= Stanley Pettigrew =

Irish painter (1927–2022)

Stanley Pettigrew (1927 – 15 September 2022) was an Irish painter.

==Early life==
Pettigrew was born in the Andes of Chile, the son of a mining engineer whose Scottish family had settled in County Sligo a generation earlier. His mother was a Blennerhassett from Tralee, County Kerry, the family's ancestry traces back to the Huguenots, driven out of France in the 16th century. He returned to Ireland with his family in 1930.

==Career==
Stanley went to school in Sligo and was originally interested in carpentry. He met a painter, Jim Heuston, who developed Pettigrew's interest in landscape painting. Like Paul Henry, he was attracted to the cloud formations and reflective water of Sligos seascape.

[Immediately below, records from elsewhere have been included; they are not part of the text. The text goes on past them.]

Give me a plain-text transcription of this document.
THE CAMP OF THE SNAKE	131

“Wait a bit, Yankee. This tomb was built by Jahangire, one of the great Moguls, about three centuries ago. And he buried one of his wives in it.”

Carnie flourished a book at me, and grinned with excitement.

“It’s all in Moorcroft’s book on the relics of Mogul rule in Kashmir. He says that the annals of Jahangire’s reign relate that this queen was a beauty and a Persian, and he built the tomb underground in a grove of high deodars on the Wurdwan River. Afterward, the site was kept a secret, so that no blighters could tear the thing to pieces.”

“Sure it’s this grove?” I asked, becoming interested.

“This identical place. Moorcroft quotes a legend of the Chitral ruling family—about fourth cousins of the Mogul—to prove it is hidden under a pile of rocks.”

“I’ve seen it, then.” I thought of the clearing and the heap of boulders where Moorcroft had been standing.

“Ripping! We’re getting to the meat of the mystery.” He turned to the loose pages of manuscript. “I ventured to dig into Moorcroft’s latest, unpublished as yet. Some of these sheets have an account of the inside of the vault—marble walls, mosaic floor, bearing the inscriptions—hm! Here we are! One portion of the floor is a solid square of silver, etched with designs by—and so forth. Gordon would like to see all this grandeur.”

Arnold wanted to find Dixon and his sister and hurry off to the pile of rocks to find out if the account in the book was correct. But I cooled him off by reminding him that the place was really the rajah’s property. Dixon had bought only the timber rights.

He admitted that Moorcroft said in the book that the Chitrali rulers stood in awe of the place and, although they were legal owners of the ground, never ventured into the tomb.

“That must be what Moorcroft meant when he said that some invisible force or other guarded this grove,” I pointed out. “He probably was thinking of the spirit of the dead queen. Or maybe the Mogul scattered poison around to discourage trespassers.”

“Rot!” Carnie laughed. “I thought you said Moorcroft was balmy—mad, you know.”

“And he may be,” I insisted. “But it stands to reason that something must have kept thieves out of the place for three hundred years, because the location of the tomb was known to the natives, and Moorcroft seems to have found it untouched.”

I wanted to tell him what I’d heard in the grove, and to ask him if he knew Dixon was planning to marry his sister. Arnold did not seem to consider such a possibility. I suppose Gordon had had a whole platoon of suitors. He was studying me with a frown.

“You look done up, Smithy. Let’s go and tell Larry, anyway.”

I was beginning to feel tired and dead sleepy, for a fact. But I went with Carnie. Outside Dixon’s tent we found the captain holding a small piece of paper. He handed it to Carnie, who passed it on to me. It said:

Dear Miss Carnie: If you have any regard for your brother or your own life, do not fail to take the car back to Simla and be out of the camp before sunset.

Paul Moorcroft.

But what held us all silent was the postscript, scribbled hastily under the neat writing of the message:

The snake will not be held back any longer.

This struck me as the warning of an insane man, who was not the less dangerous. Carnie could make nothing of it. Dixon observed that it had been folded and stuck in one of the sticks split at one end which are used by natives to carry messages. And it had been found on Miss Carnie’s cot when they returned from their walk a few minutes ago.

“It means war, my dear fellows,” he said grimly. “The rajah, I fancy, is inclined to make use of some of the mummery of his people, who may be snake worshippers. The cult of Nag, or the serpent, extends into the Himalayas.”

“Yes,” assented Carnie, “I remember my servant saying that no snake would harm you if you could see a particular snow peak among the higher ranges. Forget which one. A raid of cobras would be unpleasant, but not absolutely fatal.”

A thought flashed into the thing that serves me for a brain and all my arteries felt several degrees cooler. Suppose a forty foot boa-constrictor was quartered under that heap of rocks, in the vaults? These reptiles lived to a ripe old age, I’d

In 1944 Pettigrew enrolled at Trinity College, Dublin, initially to study history and later divinity. He worked as a curate in Newcastle, giving him the opportunity to paint with Tom Carr. In 1954 he married Vera Brownell, known for her children's books. He lived in Wicklow from 1957, exhibiting at the Wicklow Painters Gallery and the Royal Hibernian Academy.

Pettigrew died in Limerick on 15 September 2022, aged 95.